No doubt this had been my grandmother’s, and maybe her mother’s before that. A garland of roses enameled on the back formed the letter “S.” The front cover was iridescent, reflecting a gold and pink glow with a circle of Roman numerals, with tiny hands telling the time. I pressed the stem and the cover lifted to reveal the full face. I rotated the stem carefully, making sure not to over wind it, and listened. It, too, offered a faint ticking, or so I thought.

It was maybe 45 years since those tiny mechanisms rotated.

All that time and the two watches came to life again.

My father must have marveled at that, too, for surely the watches went unused for years before he received them. Had he and my mother found them when they went through my grandmother’s belongings? Now Edward and I were opening my father’s capsule of special possessions. It felt like opening a door to a private room without knocking.

Unfortunately, that’s the way it had to be. I would have loved for him to be there to tell us the story behind each item Edward had assembled from drawers and boxes throughout the house.

There were cuff links; foreign coins; a pen knife with my father’s initials; a cigarette box; dog tags; a gold pen with his name; a silver cigarette lighter; a ring with its interior engraved with the special name my mother called my father – intimate, meaningful objects that were part of his world. In another box that served as a mini-writing desk – the iPad of the time, as my niece aptly called it – there were letters and other papers important at the time. There were more items that held meaning, although I couldn’t imagine why he had saved a Canadian two-dollar bill.

If only he was there to tell the story.

It was not like this when my mother died 12 years ago. My father was there. He went through her belongings and surely knew the significance of many items. He gave away her jewelry to family members, and things of special value to them both, he surely kept.

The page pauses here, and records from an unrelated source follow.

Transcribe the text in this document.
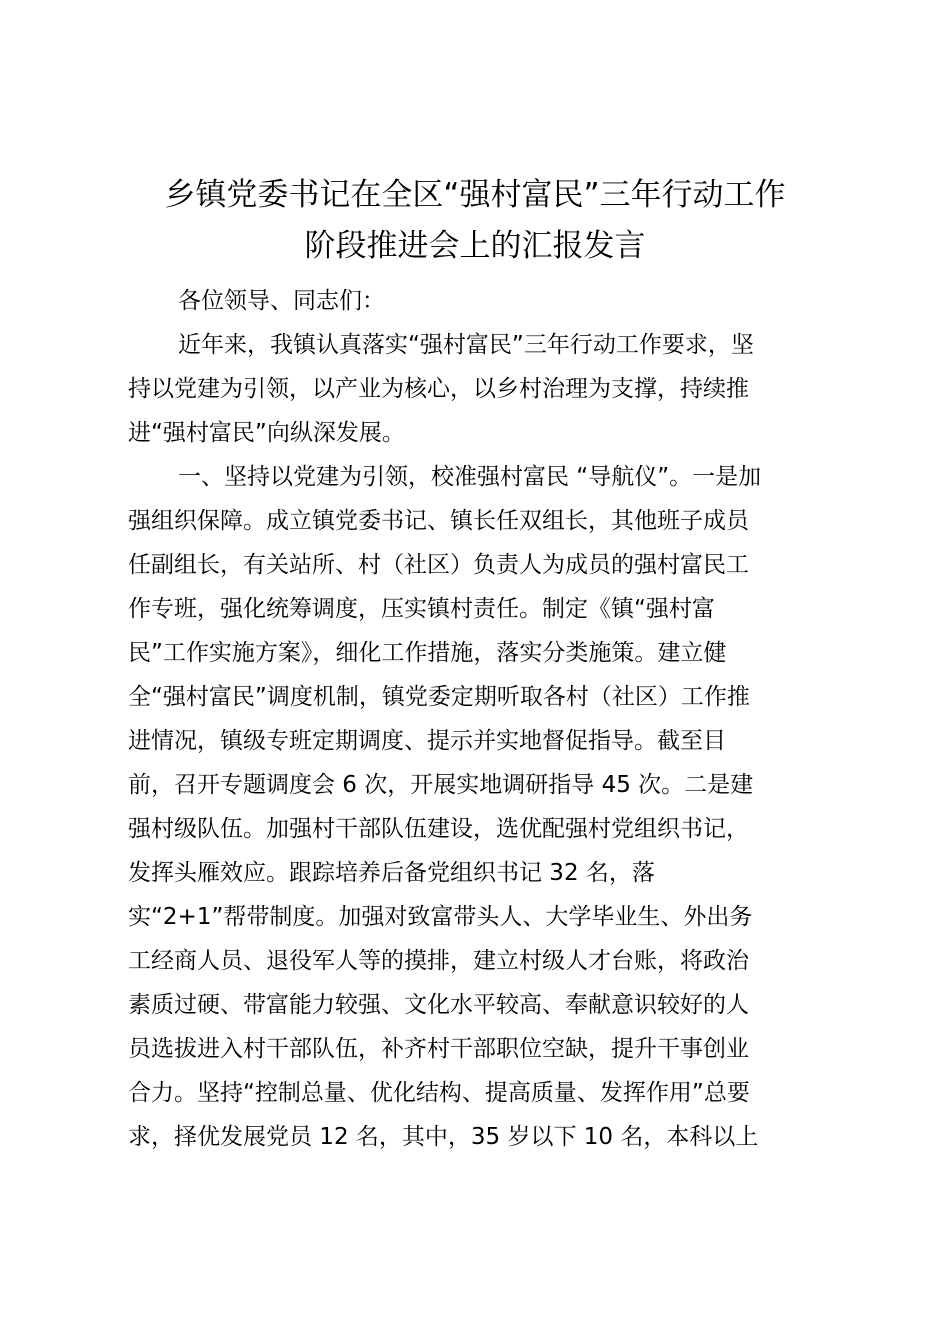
乡镇党委书记在全区“强村富民”三年行动工作
阶段推进会上的汇报发言
各位领导、同志们：
近年来，我镇认真落实“强村富民”三年行动工作要求，坚
持以党建为引领，以产业为核心，以乡村治理为支撑，持续推
进“强村富民”向纵深发展。
一、坚持以党建为引领，校准强村富民 “导航仪”。一是加
强组织保障。成立镇党委书记、镇长任双组长，其他班子成员
任副组长，有关站所、村（社区）负责人为成员的强村富民工
作专班，强化统筹调度，压实镇村责任。制定《镇“强村富
民”工作实施方案》，细化工作措施，落实分类施策。建立健
全“强村富民”调度机制，镇党委定期听取各村（社区）工作推
进情况，镇级专班定期调度、提示并实地督促指导。截至目
前，召开专题调度会 6 次，开展实地调研指导 45 次。二是建
强村级队伍。加强村干部队伍建设，选优配强村党组织书记，
发挥头雁效应。跟踪培养后备党组织书记 32 名，落
实“2+1”帮带制度。加强对致富带头人、大学毕业生、外出务
工经商人员、退役军人等的摸排，建立村级人才台账，将政治
素质过硬、带富能力较强、文化水平较高、奉献意识较好的人
员选拔进入村干部队伍，补齐村干部职位空缺，提升干事创业
合力。坚持“控制总量、优化结构、提高质量、发挥作用”总要
求，择优发展党员 12 名，其中，35 岁以下 10 名，本科以上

But now, immediate family members of his generation are gone. Gone, too, are the connections to many of the “treasures” we were finding. Without the history, they were just items.

Or are they?

My sister, Claire, and her husband Edward, had a plan. Over the July 4th weekend, when the family was together, we would bring everything out and let our children and their spouses choose what they liked. We didn’t determine how we would resolve the situation when more than one of them chose the same item. A lottery as to who should get first pick seemed like a fair way to do it, although that was impersonal and left to chance. Families go through this all the time. It could be a source of hard feelings and even years of resentment.

Like Edward and me, our children and their spouses were intrigued when we brought out the boxes. These were things they hadn’t seen either. They were getting a new perspective on my father and, like me, had questions about the stories behind those items that surely had been handed down to my father.

As for the portable writing desk, there was unanimity that it be kept intact as a “memory box” that we could look through in years to come. To distribute its contents would destroy that.

But what of other items, some bearing mysterious initials and engravings of endearment? And the others with no obvious family connection?

The distribution will come at some point. There was no need to rush it. At some time, like the watches, the items will spring to life to take on new meaning because of a man who once thought they were important to save.